Spojrzałam na chłopaka i dopiero teraz zauważyłam, że trzymam go za rękę, co nie tylko ja dostrzegłam, ponieważ prawie wszystkie oczy były skierowane na nas. Szybko puściłam chłopaka i zapytałam:
   -To kto chce iść ze mną na diabelski młyn? - nikt się jednak nie odezwał. - Okay. Nie, to nie. Sama pójdę.
Ruszyłam przed siebie, ale samotność nie była mi dana na długo.
   -Hutson, poczekaj! - usłyszałam tak dobrze znany mi głos.
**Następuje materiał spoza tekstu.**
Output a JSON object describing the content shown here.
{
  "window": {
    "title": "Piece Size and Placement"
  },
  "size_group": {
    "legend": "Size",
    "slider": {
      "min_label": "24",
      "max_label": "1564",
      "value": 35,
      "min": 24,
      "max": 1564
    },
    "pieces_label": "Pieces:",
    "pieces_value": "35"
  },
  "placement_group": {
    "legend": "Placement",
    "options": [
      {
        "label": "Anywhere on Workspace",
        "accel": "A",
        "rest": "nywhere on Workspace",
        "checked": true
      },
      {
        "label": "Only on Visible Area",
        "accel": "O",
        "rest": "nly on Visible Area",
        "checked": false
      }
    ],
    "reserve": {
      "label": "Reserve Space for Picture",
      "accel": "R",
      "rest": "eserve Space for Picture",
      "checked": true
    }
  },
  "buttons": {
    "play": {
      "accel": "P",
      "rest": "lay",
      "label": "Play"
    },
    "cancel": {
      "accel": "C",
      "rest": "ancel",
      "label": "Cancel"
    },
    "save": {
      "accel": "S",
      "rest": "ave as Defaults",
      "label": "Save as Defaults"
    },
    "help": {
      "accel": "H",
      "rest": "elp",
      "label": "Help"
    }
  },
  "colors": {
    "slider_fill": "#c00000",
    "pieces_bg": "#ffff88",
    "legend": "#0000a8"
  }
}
Uśmiechnęłam się i zauważyłam Louis'a. - Ja pójdę z tobą, co ty na to? 
Przytaknęłam, zgadzając się. Chłopak złapał mnie za rękę i pociągnął w stronę wielkiego koła, obracającego się wokół własnej osi. Swoje wycieczki po parkach rozrywki zawsze zaczynałam od przejażdżki diabelskim młynem, a kończyłam na rollercoasterz'e.
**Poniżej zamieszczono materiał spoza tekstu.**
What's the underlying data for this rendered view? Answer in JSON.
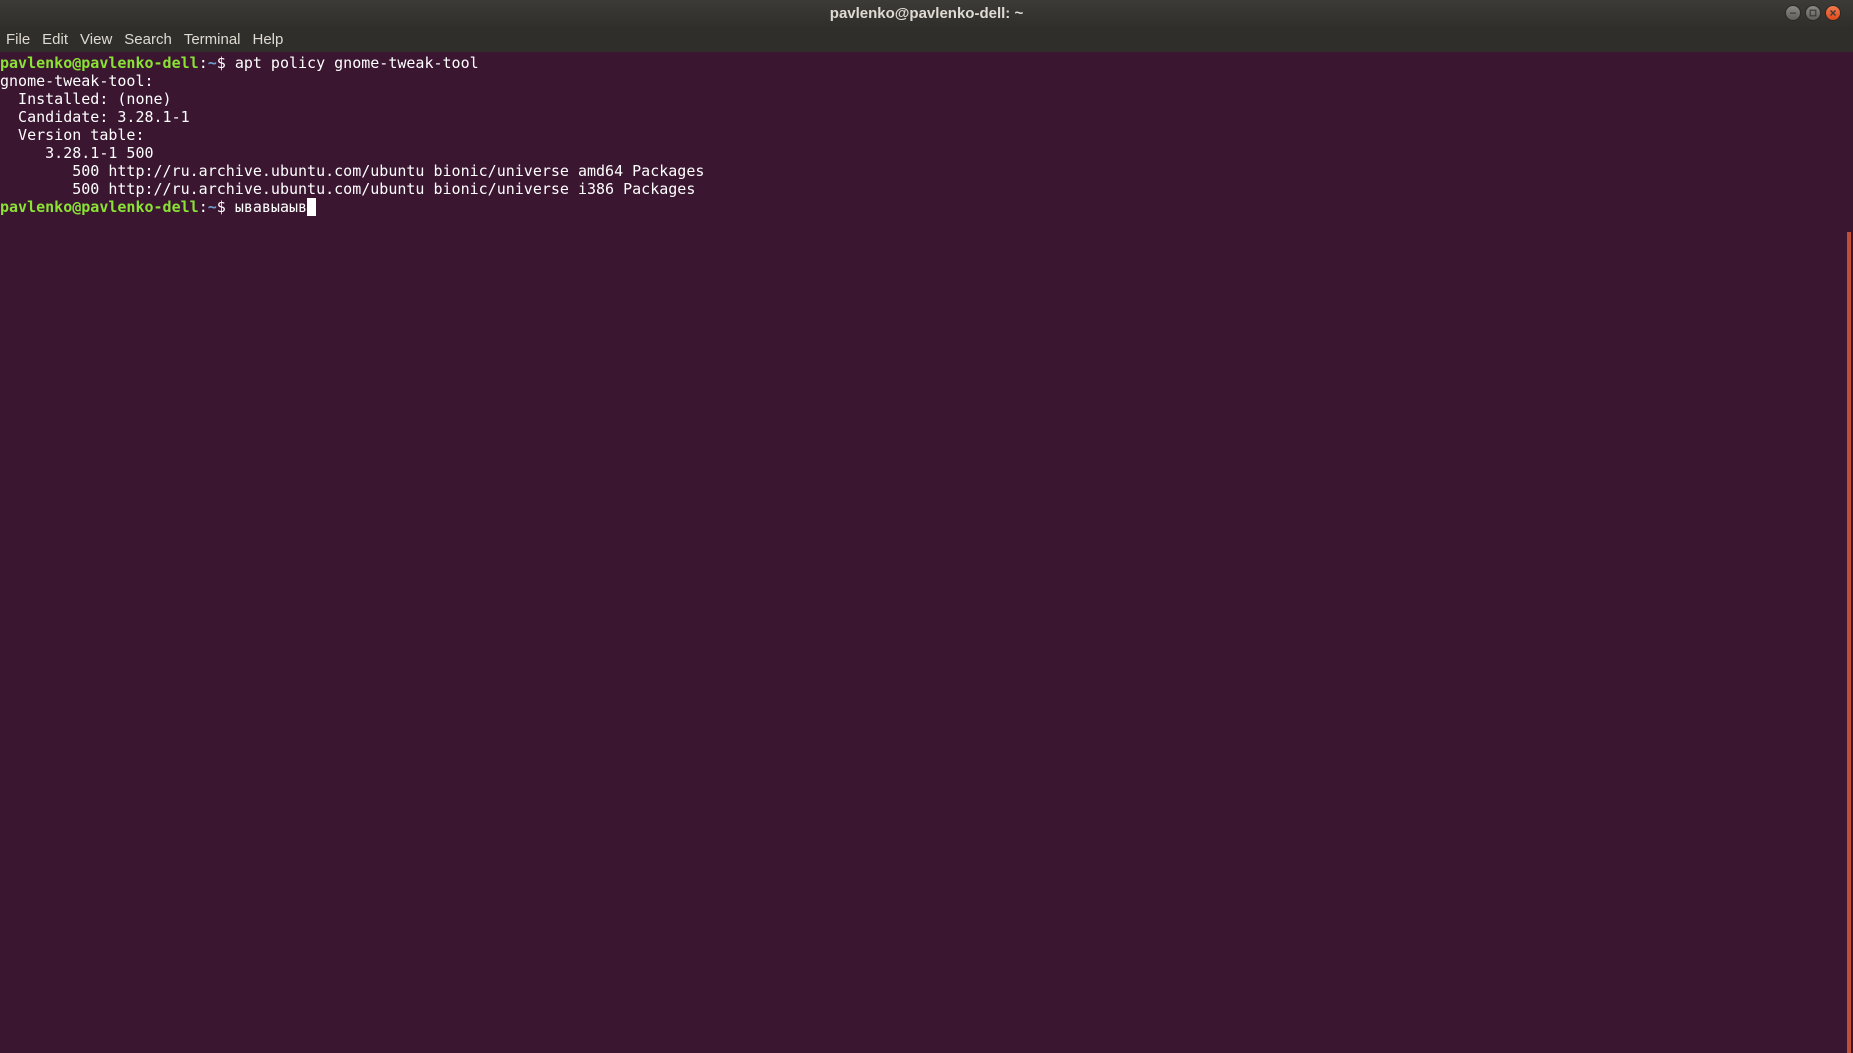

   -Naprawdę Eve? - spojrzałam na Louis'a, nie wiedząc o co chodzi. - Jesteśmy w wesołym miasteczku, a ty chodzisz jak z kijem w tyłku i wspominasz ,,stare dobre czasy" - mówiąc to, zrobił cudzysłów w powietrzu. 
   -Skąd to niby wiesz, że je wspominam, Tomlinson? - zapytałam.
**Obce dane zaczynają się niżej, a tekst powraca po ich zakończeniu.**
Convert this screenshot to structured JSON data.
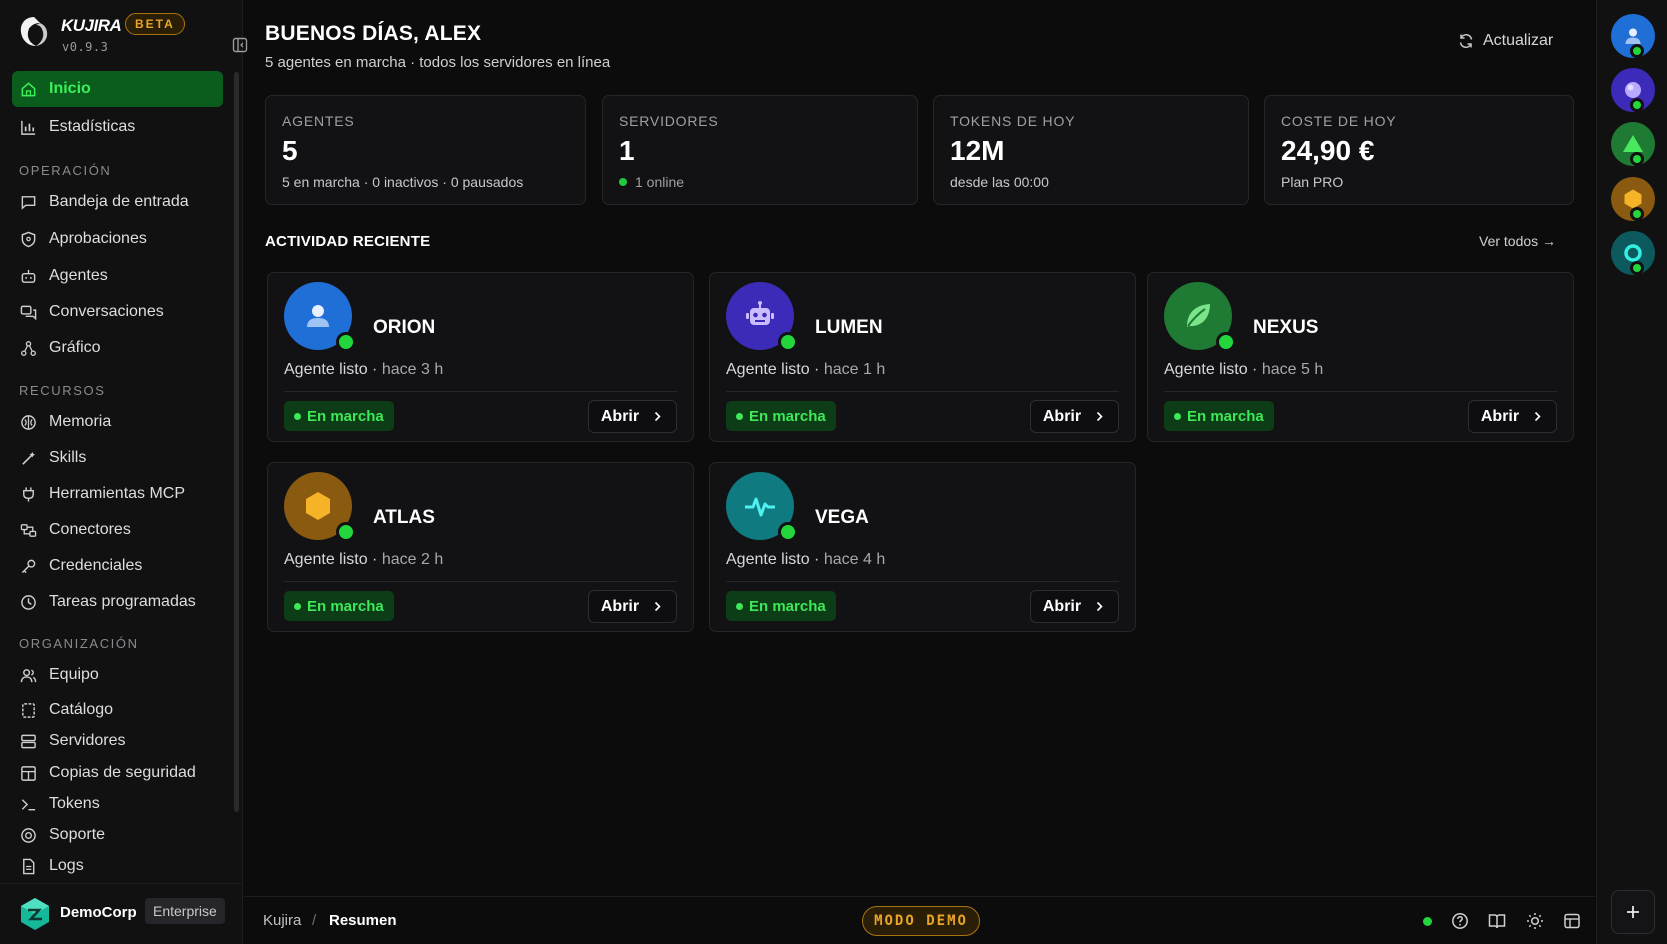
{
  "app": {
    "name": "KUJIRA",
    "badge": "BETA",
    "version": "v0.9.3"
  },
  "sidebar": {
    "main_items": [
      {
        "label": "Inicio",
        "icon": "home-icon",
        "active": true
      },
      {
        "label": "Estadísticas",
        "icon": "bar-chart-icon"
      }
    ],
    "sections": [
      {
        "title": "OPERACIÓN",
        "items": [
          {
            "label": "Bandeja de entrada",
            "icon": "inbox-icon"
          },
          {
            "label": "Aprobaciones",
            "icon": "shield-icon"
          },
          {
            "label": "Agentes",
            "icon": "bot-icon"
          },
          {
            "label": "Conversaciones",
            "icon": "messages-icon"
          },
          {
            "label": "Gráfico",
            "icon": "graph-icon"
          }
        ]
      },
      {
        "title": "RECURSOS",
        "items": [
          {
            "label": "Memoria",
            "icon": "brain-icon"
          },
          {
            "label": "Skills",
            "icon": "wand-icon"
          },
          {
            "label": "Herramientas MCP",
            "icon": "plug-icon"
          },
          {
            "label": "Conectores",
            "icon": "link-icon"
          },
          {
            "label": "Credenciales",
            "icon": "key-icon"
          },
          {
            "label": "Tareas programadas",
            "icon": "clock-icon"
          }
        ]
      },
      {
        "title": "ORGANIZACIÓN",
        "items": [
          {
            "label": "Equipo",
            "icon": "users-icon"
          },
          {
            "label": "Catálogo",
            "icon": "catalog-icon"
          },
          {
            "label": "Servidores",
            "icon": "server-icon"
          },
          {
            "label": "Copias de seguridad",
            "icon": "database-icon"
          },
          {
            "label": "Tokens",
            "icon": "terminal-icon"
          },
          {
            "label": "Soporte",
            "icon": "lifebuoy-icon"
          },
          {
            "label": "Logs",
            "icon": "file-icon"
          }
        ]
      }
    ],
    "org": {
      "name": "DemoCorp",
      "plan": "Enterprise"
    }
  },
  "header": {
    "greeting": "BUENOS DÍAS, ALEX",
    "subtitle": "5 agentes en marcha · todos los servidores en línea",
    "refresh_label": "Actualizar"
  },
  "stats": [
    {
      "label": "AGENTES",
      "value": "5",
      "sub": "5 en marcha · 0 inactivos · 0 pausados",
      "dot": false
    },
    {
      "label": "SERVIDORES",
      "value": "1",
      "sub": "1 online",
      "dot": true
    },
    {
      "label": "TOKENS DE HOY",
      "value": "12M",
      "sub": "desde las 00:00",
      "dot": false
    },
    {
      "label": "COSTE DE HOY",
      "value": "24,90 €",
      "sub": "Plan PRO",
      "dot": false
    }
  ],
  "activity": {
    "title": "ACTIVIDAD RECIENTE",
    "see_all": "Ver todos →",
    "agents": [
      {
        "name": "ORION",
        "status": "Agente listo",
        "time": "hace 3 h",
        "badge": "En marcha",
        "action": "Abrir",
        "icon": "user-icon",
        "color": "#1f6fd6"
      },
      {
        "name": "LUMEN",
        "status": "Agente listo",
        "time": "hace 1 h",
        "badge": "En marcha",
        "action": "Abrir",
        "icon": "robot-icon",
        "color": "#3b2bb8"
      },
      {
        "name": "NEXUS",
        "status": "Agente listo",
        "time": "hace 5 h",
        "badge": "En marcha",
        "action": "Abrir",
        "icon": "leaf-icon",
        "color": "#1f7a33"
      },
      {
        "name": "ATLAS",
        "status": "Agente listo",
        "time": "hace 2 h",
        "badge": "En marcha",
        "action": "Abrir",
        "icon": "hexagon-icon",
        "color": "#8a5a10"
      },
      {
        "name": "VEGA",
        "status": "Agente listo",
        "time": "hace 4 h",
        "badge": "En marcha",
        "action": "Abrir",
        "icon": "pulse-icon",
        "color": "#0f7a80"
      }
    ]
  },
  "bottom_bar": {
    "breadcrumb_root": "Kujira",
    "breadcrumb_sep": "/",
    "breadcrumb_current": "Resumen",
    "demo_badge": "MODO DEMO"
  },
  "rail": {
    "add_label": "+"
  },
  "colors": {
    "accent_green": "#22d63c",
    "active_nav_bg": "#0b5d1e",
    "beta_amber": "#e8a52a"
  }
}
   -Widać, Hutson - odpowiedział, jednak po chwili dodał. - Rozumiem, że rozstanie rodziców, nawet po tak długim czasie, jest trudne dla dziecka, bo sam przez to przechodziłem, ale nie sądzisz, że czasem nawet warto poudawać, żeby być szczęśliwym? Żyj chwilą dziewczyno. Wokół ciebie jest tyle ludzi, którzy cię naprawdę kochają bardziej niż twój egoistyczny tatuś. 
   -Skończyłeś mi prawić kazania? - zapytałam po dłuższej chwili.
   -Jeśli według ciebie to zabrzmiało jak kazanie Hutson, to z całego serca ci gratuluję - powiedział kpiąco, zaczynając klaskać. - Nawet nie próbuję ci zastąpić ojca, bo wiem, że to ci nie jest potrzebne, ale naprawdę otwórz oczy i się
rozejrzyj, bo niektóre rzeczy mogą ci przejść obok nosa.
   -Na przykład co? - zapytałam z kpiną, tak jak on prędzej.
   -Miłość Niall'a. Naprawdę musisz być ślepa, jeśli tego nie widzisz... Albo tak głupia, że specjalnie go zbywasz, dając mu nadzieję takimi gestami - podniósł nasze ręce na wysokość moich oczu.
Chciałam coś odpowiedzieć, ale przeszkodził mi mój telefon, który zaczął głośno dzwonić. Na wyświetlaczu widniało krótkie słowo ,,Mom x".
   -Słucham?
   -Hej Eve, ja tylko dzwonię, żeby ci powiedzieć, że nie będzie mnie do jutra w domu. 
   -Okay, a gdzie... - nawet nie skończyłam pytania, ponieważ moja mama mi przerwała.
   -Dzisiaj do Amsterdamu, a jutro do Londynu. Będę jutro wieczorem. Kocham, pa. 
Rozłączyłam się i spojrzałam na szatyna, mówiąc:
   -Co powiesz na imprezę u mnie?


   -Opróżnijmy twojej mamie barek!!! - wydarł się Harry, wbiegając do salonu. 
   -Zamknij się idioto - powiedział Niall, wskakując loczkowi na plecy. - To nie jest las, tu też są inni ludzie.
Usłyszałam śmiech Cloe, która po chwili przytulała się do Liam'a. Zaczynałam im zazdrościć. Tej miłości, szczęścia i zrozumienia. Może Louis miał rację, może powinnam zapomnieć o ,,starych dobrych czasach"?
   -Tam macie barek, a tam lodówkę - wskazałam i opadłam na kanapę. - Róbcie co chcecie.
Wiedziałam, że pożałuję tych słów, ale też miałam zamiar nieźle się zabawić, więc dużo mnie to nie obchodziło. Dłużej nie myśląc, wzięłam spory kieliszek, który podał mi Hazza, a następnie nalałam do niego sporą ilość alkoholu.
   -Za szczęśliwe zakończenie - mruknęłam do siebie i uniosłam kieliszek z cieczą, która po chwili rozlewała swoje ciepło po moim gardle.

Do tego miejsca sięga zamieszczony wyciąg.